Effect of X-ray exposure on nano-mechanical properties of multi-walled carbon nanotube incorporated silicone polymer nanocomposites: An AFM-based study

Abstract

Nano-mechanical properties of silicone polymer-based nanocomposites loaded with multi-walled carbon nanotube (MWCNT) as nanofillers are probed here using the atomic force microscopy (AFM) technique. Further, the effects of MWCNT concentration and X-ray exposure on the nano-mechanical and topographic properties of the polymer nanocomposites are systematically studied. The root mean square surface roughness is found to increase by ∼123% when the neat polymer matrix is loaded with 2.5 wt.% of MWCNT, whereas, for a fixed MWCNT concentration, the surface roughness is found to increase by ∼171% after X-ray irradiation. This is attributed to the X-ray induced polymer degradation, polymer pull-out and poor filler-matrix interaction leading to the aggregation of MWCNT. Adhesion force and adhesion energy are estimated from the AFM-based force-displacement curves. Both quantities are found to increase with MWCNT concentration.

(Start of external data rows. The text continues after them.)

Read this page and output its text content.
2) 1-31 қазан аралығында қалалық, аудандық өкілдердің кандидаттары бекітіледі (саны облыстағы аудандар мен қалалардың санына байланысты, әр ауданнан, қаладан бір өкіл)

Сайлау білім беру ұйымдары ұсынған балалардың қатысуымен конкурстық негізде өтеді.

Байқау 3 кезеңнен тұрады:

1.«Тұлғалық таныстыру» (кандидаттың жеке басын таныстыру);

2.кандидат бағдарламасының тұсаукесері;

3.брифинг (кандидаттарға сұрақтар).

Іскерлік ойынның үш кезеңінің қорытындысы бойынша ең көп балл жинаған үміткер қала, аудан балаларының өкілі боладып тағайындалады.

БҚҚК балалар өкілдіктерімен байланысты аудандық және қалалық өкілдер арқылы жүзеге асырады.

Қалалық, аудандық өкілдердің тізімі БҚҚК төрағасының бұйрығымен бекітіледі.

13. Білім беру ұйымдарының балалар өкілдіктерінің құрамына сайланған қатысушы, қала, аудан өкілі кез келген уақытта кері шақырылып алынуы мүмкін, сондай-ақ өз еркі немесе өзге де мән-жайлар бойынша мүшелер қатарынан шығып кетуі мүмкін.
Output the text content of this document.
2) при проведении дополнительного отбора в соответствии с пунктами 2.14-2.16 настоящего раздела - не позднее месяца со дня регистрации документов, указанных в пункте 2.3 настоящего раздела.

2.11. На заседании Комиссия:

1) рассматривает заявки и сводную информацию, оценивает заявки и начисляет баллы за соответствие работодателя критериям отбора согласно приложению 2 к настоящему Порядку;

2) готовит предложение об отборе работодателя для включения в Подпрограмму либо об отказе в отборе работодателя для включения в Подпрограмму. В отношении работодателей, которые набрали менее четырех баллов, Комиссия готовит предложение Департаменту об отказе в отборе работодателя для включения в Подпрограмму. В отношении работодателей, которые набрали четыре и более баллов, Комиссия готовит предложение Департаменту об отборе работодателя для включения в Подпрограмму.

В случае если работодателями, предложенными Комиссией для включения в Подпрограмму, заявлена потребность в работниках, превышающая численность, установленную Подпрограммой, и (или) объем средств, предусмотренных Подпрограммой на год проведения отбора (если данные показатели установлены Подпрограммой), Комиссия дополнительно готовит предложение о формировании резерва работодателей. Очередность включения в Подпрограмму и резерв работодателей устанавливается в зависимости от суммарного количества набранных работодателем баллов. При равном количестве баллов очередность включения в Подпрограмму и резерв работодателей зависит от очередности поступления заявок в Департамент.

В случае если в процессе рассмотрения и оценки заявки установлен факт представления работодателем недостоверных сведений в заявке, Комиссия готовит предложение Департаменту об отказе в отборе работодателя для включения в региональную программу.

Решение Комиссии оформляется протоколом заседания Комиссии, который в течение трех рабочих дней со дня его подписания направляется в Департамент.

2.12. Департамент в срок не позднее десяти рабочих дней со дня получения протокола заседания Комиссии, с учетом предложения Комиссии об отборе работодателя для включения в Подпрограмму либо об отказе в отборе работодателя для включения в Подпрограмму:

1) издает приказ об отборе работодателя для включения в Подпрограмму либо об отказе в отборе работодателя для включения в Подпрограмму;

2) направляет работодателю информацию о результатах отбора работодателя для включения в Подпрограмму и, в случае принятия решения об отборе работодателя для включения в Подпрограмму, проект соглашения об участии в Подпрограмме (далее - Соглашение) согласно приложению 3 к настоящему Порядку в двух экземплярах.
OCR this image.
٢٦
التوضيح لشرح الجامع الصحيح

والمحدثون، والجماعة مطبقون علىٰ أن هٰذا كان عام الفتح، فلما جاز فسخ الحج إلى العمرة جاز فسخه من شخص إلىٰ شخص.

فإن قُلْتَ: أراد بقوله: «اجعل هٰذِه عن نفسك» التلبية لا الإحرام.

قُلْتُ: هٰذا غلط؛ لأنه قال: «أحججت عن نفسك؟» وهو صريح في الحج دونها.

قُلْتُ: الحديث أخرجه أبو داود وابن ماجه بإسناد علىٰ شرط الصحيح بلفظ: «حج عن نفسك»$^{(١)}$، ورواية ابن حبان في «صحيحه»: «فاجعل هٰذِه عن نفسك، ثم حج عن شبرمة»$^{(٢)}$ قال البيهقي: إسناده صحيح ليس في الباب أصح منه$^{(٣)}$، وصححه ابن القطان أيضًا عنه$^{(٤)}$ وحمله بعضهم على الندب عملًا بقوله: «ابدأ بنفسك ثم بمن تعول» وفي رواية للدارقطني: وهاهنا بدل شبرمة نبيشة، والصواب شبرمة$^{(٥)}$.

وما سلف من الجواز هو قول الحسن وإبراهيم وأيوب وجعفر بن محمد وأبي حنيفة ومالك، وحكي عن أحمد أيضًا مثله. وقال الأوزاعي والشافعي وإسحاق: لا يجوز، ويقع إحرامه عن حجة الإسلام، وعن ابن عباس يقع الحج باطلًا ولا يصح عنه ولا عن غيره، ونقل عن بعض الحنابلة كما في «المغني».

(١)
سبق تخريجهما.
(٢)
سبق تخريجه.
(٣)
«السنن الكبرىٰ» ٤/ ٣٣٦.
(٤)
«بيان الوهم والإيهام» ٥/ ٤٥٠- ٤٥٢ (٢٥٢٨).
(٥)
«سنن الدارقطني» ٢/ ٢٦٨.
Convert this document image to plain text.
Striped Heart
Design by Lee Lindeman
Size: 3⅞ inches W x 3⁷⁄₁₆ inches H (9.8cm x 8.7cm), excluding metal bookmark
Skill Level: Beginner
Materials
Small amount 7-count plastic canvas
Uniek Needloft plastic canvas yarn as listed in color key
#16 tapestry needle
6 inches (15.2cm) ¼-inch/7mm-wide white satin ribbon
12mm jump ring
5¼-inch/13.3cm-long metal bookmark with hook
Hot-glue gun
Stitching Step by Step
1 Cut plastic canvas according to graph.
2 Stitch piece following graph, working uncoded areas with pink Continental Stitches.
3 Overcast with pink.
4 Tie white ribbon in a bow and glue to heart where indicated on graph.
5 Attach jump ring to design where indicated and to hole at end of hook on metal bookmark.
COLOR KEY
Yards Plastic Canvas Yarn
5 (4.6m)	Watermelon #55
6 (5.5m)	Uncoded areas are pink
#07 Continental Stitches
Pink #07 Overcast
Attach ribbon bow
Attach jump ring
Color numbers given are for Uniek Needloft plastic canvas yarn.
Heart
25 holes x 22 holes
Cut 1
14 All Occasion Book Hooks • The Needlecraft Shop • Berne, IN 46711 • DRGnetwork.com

After an exposure to diagnostic X-rays (30–70 keV), the adhesion force is found to increase by ∼4 times, which is attributed to the increased tip-surface contact area due to the higher surface roughness of the X-ray exposed samples. Further, the variation of adhesion energy with filler concentration is found to be in agreement with the theoretical values obtained from the Johnson, Kendall and Roberts (JKR) model. The elastic modulus is found to increase with the filler concentration due to an increase in adhesion force. The obtained results are beneficial for the optimal design of nanofiller loaded polymer nanocomposites for various applications, including the fabrication of lead-free radio-opaque nanocomposites.